Former Tesla President of Heavy Duty Truck Jerome Guillen has found his new calling as an “Investor, Advisor” at Los Gatos, California-based Full Speed Automation, after leaving the electric automaker last Summer.
In June 2021, Tesla announced the departure of Guillen in an 8-K filing with the SEC. “As of June 3, 2021, Jerome Guillen, President, Tesla Heavy Trucking, of Tesla, Inc. (“Tesla”), departed Tesla. We thank him for his main contributions and wish him well in his future career,” Tesla said in the filing.
Prior to his exit, Guillen offloaded over $6 million in Tesla shares.
Guillen was employed by Tesla for five-and-a-half years, according to his LinkedIn page, which indicated he had found a new position. Prior to being named Tesla’s President of Heavy Duty Trucking, where he oversaw the Semi program, Guillen also was President of Automotive, Vice President of Trucks and Programs, Vice President of Worldwide Sales and Service, Model S Program Director, and Acting VP of Vehicle Engineering.

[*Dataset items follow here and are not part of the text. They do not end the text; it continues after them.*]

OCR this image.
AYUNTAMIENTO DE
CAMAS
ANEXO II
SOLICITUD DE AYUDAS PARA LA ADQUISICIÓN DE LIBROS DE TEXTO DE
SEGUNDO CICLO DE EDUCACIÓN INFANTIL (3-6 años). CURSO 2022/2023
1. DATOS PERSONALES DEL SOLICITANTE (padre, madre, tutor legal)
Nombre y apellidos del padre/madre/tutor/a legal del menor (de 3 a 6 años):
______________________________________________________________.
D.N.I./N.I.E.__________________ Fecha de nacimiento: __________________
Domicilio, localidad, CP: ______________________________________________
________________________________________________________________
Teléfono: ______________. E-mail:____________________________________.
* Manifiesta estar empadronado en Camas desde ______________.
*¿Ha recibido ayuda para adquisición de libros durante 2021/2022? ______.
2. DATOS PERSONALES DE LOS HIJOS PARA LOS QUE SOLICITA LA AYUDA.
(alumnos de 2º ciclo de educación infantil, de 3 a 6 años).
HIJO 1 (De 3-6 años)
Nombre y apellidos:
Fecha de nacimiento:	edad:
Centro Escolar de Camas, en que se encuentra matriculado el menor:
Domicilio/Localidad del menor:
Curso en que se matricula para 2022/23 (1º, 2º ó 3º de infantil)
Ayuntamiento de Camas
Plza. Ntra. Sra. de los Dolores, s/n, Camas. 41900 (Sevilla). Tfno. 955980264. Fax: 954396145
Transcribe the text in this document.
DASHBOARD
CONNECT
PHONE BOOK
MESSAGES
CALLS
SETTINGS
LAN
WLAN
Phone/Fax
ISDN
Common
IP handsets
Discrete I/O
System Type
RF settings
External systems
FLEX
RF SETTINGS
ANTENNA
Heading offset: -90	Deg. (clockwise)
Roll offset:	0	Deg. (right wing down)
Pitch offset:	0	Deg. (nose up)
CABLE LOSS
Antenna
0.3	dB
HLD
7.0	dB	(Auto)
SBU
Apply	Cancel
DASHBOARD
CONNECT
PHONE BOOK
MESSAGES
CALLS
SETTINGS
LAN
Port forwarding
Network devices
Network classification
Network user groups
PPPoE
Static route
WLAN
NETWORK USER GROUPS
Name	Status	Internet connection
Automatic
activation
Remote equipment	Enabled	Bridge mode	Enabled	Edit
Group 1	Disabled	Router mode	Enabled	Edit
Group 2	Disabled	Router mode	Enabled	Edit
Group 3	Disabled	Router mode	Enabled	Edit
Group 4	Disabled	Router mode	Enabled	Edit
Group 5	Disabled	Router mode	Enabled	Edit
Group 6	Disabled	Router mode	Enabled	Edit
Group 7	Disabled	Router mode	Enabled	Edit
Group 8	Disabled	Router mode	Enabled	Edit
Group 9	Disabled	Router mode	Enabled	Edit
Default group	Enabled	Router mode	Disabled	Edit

Prior to Tesla, Guillen worked for Daimler as Director of Business Innovation.
“I am driven to generate outstanding impact for the organizations I am associated with,” Guillen writes in his LinkedIn biography. “I have worked in several areas: growth, innovation, product development, engineering, sales, operations, service, strategy, and cost management. I have demonstrated world-class achievements in these areas for Tesla, Daimler, and McKinsey, while working directly for the most inspiring and demanding leaders.”
Full Speed Automation announced Guillen’s arrival in January, according to a post on its page.
The company describes itself as an automation company that believes “it is time for manufacturing to have access to modern software practices and to stop depending on expensive and time-consuming software developments.” Founded by Luc Leroy and Hugues Gontier, Leroy led the engineering team at Tesla during the “production hell” phase of the Model 3 ramp. Additionally, Full Speed’s website says he “developed the team and set up the new controls and software architectures for Gigafactory Shanghai, battery cells, and Model Y production lines.”